I thought about how much she must have spent to achieve this failed feat, and I reached a verdict: only a person with an abject self-esteem would discard her own face — no matter how symmetrically aligned — to don that of another.
For most people, the journey to self-acceptance and finding contentment in their appearance is lifelong. They dither in and out of mindsets, situations, relationships that have them shuffling through life in doubt, peering into mirrors and willing some parts of them to grow or shrink into non-existence. Some fortunately arrive at their aha! moment: that incident, that encounter, that line of thought, that conversation with another or with self, that television show, that video clip on the internet or a post on someone’s timeline. Suddenly the proverbial light bulb turns on, brings the last piece of puzzle to place, steers one’s mind to a confident direction.
I remember my journey which began once upon an all girls’ boarding school. We were a congregation of pubertal girls, aged nine to seventeen. Each morning, 5:30am precisely, at the knelling of the rising bell, we carried our pails of cold water to the open space bathrooms in spite of any weather. I had never seen such large number of naked bodies and that made me self-conscious. But over time, undressing before so great a company of witnesses was no more a premeditated act. Soon enough I joined in the laughs and jests while we scrubbed away, even grew comfortable enough to compare bodies: Your breasts are too big. Your breasts are too small. Your bum is like slippers. I wish I had your hips.
But in those moments of playfulness, and because teenagers have the vilest of tongues—too quick to speak, too frank to be empathetic—a snide comment made in passing may linger, becoming a kernel of self-doubt seeded in one’s psyche, forming roots that may never go away.
Many teenage girls experience these bouts of insecurities, especially when you see your body budding differently from that of your peers, when you think the faces of your mates are easier on the eye than yours, their tongue more glib, their gait more comely. Your face, your body, your gait become inadequate enemies you’ve been cursed with for life. At that age the desire to blight out your image and take on that of another becomes strong.

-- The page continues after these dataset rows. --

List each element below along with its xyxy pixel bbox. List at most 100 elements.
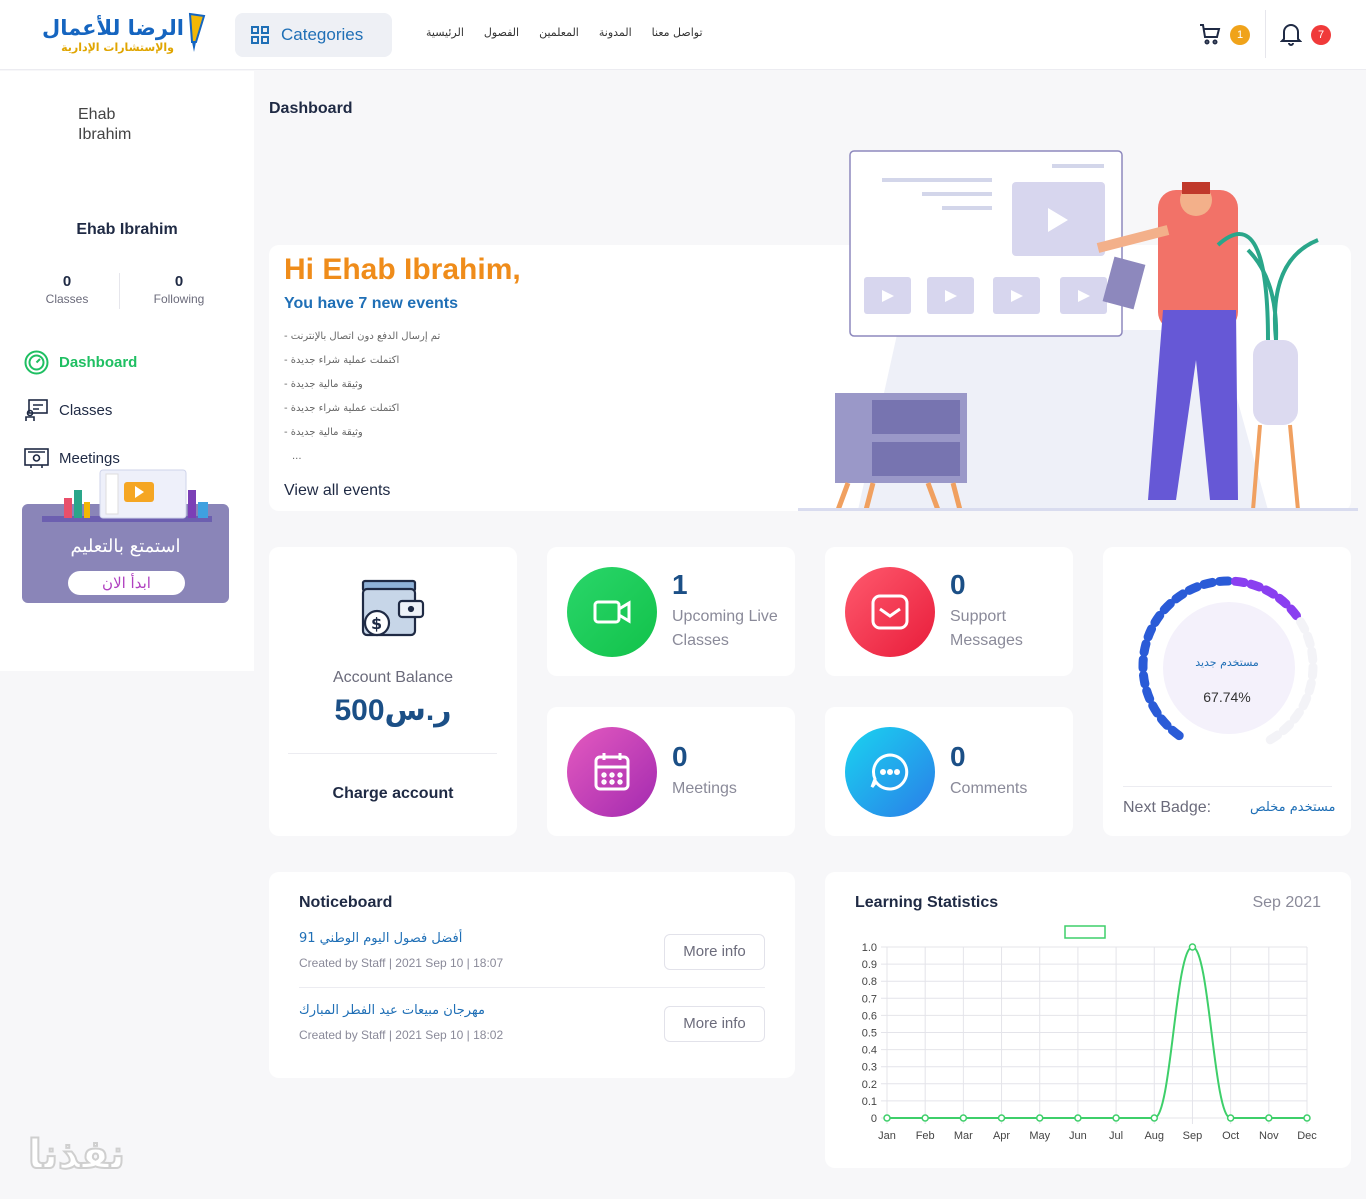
x-tick-label: Jan xyxy=(878,1130,896,1142)
legend-swatch xyxy=(1064,925,1106,939)
sidebar-item-label: Classes xyxy=(59,402,113,419)
nav-blog[interactable]: المدونة xyxy=(598,26,632,39)
greeting: Hi Ehab Ibrahim, xyxy=(284,253,521,286)
classes-count: 0 xyxy=(62,273,72,290)
balance-label: Account Balance xyxy=(332,669,454,686)
categories-button[interactable]: Categories xyxy=(235,13,392,57)
gauge-center xyxy=(1163,602,1295,734)
x-tick-label: Oct xyxy=(1222,1130,1239,1142)
x-tick-label: Apr xyxy=(993,1130,1010,1142)
data-point xyxy=(1303,1114,1311,1122)
wallet-icon: $ xyxy=(361,579,425,637)
envelope-icon xyxy=(845,567,935,657)
notice-title[interactable]: أفضل فصول اليوم الوطني 91 xyxy=(299,931,463,946)
user-name: Ehab Ibrahim xyxy=(76,221,178,238)
data-point xyxy=(997,1114,1006,1122)
support-label: Support Messages xyxy=(950,608,1023,649)
divider xyxy=(299,987,765,988)
next-badge-value: مستخدم مخلص xyxy=(1250,800,1336,815)
cart-icon xyxy=(1200,24,1221,45)
gauge-segment-filled xyxy=(1156,714,1172,730)
next-badge-label: Next Badge: xyxy=(1123,799,1212,816)
y-tick-label: 0.3 xyxy=(862,1062,877,1074)
following-count: 0 xyxy=(174,273,184,290)
balance-value: 500ر.س xyxy=(334,694,452,727)
sidebar-item-classes[interactable]: Classes xyxy=(24,398,112,423)
learning-statistics-card: Learning Statistics Sep 2021 0 0.1 0.2 0.3 0… xyxy=(825,872,1351,1168)
y-tick-label: 0.2 xyxy=(862,1079,877,1091)
gauge-segment-filled xyxy=(1184,582,1202,595)
page-title: Dashboard xyxy=(269,100,353,117)
y-tick-label: 0.8 xyxy=(862,976,877,988)
watermark-logo: نفذنا xyxy=(28,1131,126,1179)
main-nav: تواصل معنا المدونة المعلمين الفصول الرئي… xyxy=(426,26,703,39)
data-point xyxy=(1265,1114,1273,1122)
x-tick-label: Jul xyxy=(1109,1130,1123,1142)
promo-start-button[interactable]: ابدأ الان xyxy=(68,571,185,595)
classroom-icon xyxy=(25,399,48,421)
site-logo[interactable]: الرضا للأعمال والإستشارات الإدارية xyxy=(34,12,209,58)
list-item: تم إرسال الدفع دون اتصال بالإنترنت - xyxy=(284,331,441,342)
more-info-button[interactable]: More info xyxy=(664,1006,765,1042)
sidebar-item-meetings[interactable]: Meetings xyxy=(24,446,120,471)
y-tick-label: 0.7 xyxy=(862,993,877,1005)
gauge-segment-filled xyxy=(1261,585,1278,599)
account-balance-card: $ Account Balance 500ر.س Charge account xyxy=(269,547,517,836)
support-count: 0 xyxy=(950,569,966,600)
meetings-card[interactable]: 0 Meetings xyxy=(547,707,795,836)
teacher-illustration xyxy=(798,150,1358,511)
data-point xyxy=(1035,1114,1044,1122)
support-messages-card[interactable]: 0 Support Messages xyxy=(825,547,1073,676)
notifications-button[interactable]: 7 xyxy=(1279,22,1331,51)
data-point xyxy=(1112,1114,1120,1122)
more-info-button[interactable]: More info xyxy=(664,934,765,970)
svg-text:نفذنا: نفذنا xyxy=(28,1132,125,1178)
gauge-segment-empty xyxy=(1289,707,1304,724)
meetings-label: Meetings xyxy=(672,780,737,797)
promo-banner[interactable]: استمتع بالتعليم ابدأ الان xyxy=(22,469,229,603)
gauge-icon xyxy=(24,350,49,375)
video-camera-icon xyxy=(567,567,657,657)
gauge-segment-filled xyxy=(1142,686,1155,704)
gauge-segment-empty xyxy=(1304,678,1316,696)
gauge-segment-filled xyxy=(1230,576,1249,588)
x-tick-label: Nov xyxy=(1259,1130,1279,1142)
nav-classes[interactable]: الفصول xyxy=(483,26,520,39)
charge-account-button[interactable]: Charge account xyxy=(332,785,454,802)
comments-count: 0 xyxy=(950,741,966,772)
following-stat: 0 Following xyxy=(129,273,229,306)
pen-icon xyxy=(188,12,206,52)
y-tick-label: 0.9 xyxy=(862,959,877,971)
notice-title[interactable]: مهرجان مبيعات عيد الفطر المبارك xyxy=(299,1003,485,1018)
chat-bubble-icon xyxy=(845,727,935,817)
learning-statistics-date: Sep 2021 xyxy=(1252,894,1321,911)
upcoming-label: Upcoming Live Classes xyxy=(672,608,778,649)
stat-divider xyxy=(119,273,120,309)
events-summary: You have 7 new events xyxy=(284,295,458,312)
view-all-events-link[interactable]: View all events xyxy=(284,482,391,499)
nav-home[interactable]: الرئيسية xyxy=(426,26,464,39)
nav-teachers[interactable]: المعلمين xyxy=(539,26,579,39)
current-badge: مستخدم جديد xyxy=(1195,656,1259,669)
classes-label: Classes xyxy=(45,292,89,306)
nav-contact[interactable]: تواصل معنا xyxy=(651,26,703,39)
gauge-segment-empty xyxy=(1298,693,1312,711)
gauge-segment-filled xyxy=(1143,624,1157,642)
cart-button[interactable]: 1 xyxy=(1198,22,1250,51)
list-item: وثيقة مالية جديدة - xyxy=(284,427,363,438)
y-tick-label: 0.4 xyxy=(862,1045,877,1057)
gauge-segment-empty xyxy=(1303,631,1315,649)
sidebar-item-dashboard[interactable]: Dashboard xyxy=(24,350,137,375)
avatar: Ehab Ibrahim xyxy=(78,106,132,143)
learning-statistics-chart: 0 0.1 0.2 0.3 0.4 0.5 0.6 0.7 0.8 0.9 1.0 Jan Feb Mar… xyxy=(862,925,1317,1142)
notice-meta: Created by Staff | 2021 Sep 10 | 18:07 xyxy=(299,956,504,970)
meetings-count: 0 xyxy=(672,741,688,772)
gauge-segment-filled xyxy=(1167,725,1184,741)
learning-statistics-title: Learning Statistics xyxy=(855,894,999,911)
x-tick-label: Feb xyxy=(916,1130,935,1142)
cart-count-badge: 1 xyxy=(1230,25,1250,45)
comments-card[interactable]: 0 Comments xyxy=(825,707,1073,836)
categories-label: Categories xyxy=(281,25,364,44)
meeting-icon xyxy=(24,448,49,468)
upcoming-classes-card[interactable]: 1 Upcoming Live Classes xyxy=(547,547,795,676)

But after boarding school, between the lull of JAMB and post UME tests, when I had been separated from the constant chatter of my peppy friends, I realised those comments were mere infantile excesses. Weren’t we all young women at the verge of self-definition, thereby incapable of defining another?
You look in the mirror and make peace with the face and the body that nature and gene have conspired to gift you; you cannot do away with them. But then you readjust your focus and magnify the desirables. The eyes may be prominent but the lips curl beautifully. The teeth may be scattered but the lilt of the voice is sonorous. The bridge of the nose may be crooked but the ears are pert, the cheek dimples.
With these formulae, I learned to wear myself well. But come to think of it, who are these people, these umpires who call the shots on what’s beautiful or not? The media? Society? Naysayers, hecklers on the streets? When do we call their bluff and rise above their opinions?
I have no grouse against cosmetic surgery. I have come to understand the world I live in, and the wear and tear that comes in tow with life. One can decide to meet a surgeon and say, Lift my butt. Chisel out my nose. Fill out my breasts. Tuck in my tummy. Plastic surgery is the miracle many have prayed for all night. It has availed breast cancer patients reconstructive procedures that restore the firmness and suppleness of the breasts. It has helped many grow more confident in their bodies; through surgery they have learned to wear themselves better.
According to plasticsurgery.com, women make up 92% of cosmetic surgery clientele. But here is where the narrative goes awry, when women take these routes, not for their own benefits, but to snare or spite a lover, you find them all over social media, crying foul when an ensnared lover leaves, when he is no more charmed by the amended body part. But what business does one have with a lover who taunts one’s image, who demands such change for his sake?
Looking closer at the aforementioned woman, the Jolie wannabe, one can see she did not have the best of surgeries. Had she been to experts, her face would have been redeemed. This leaves food for thought: if you opt for cosmetic surgery, love yourself enough to commit your body to the best of the trade. Save money. The quack at your backyard injecting cement into butts ought not to be near your options. But while you are saving, wear yourself well.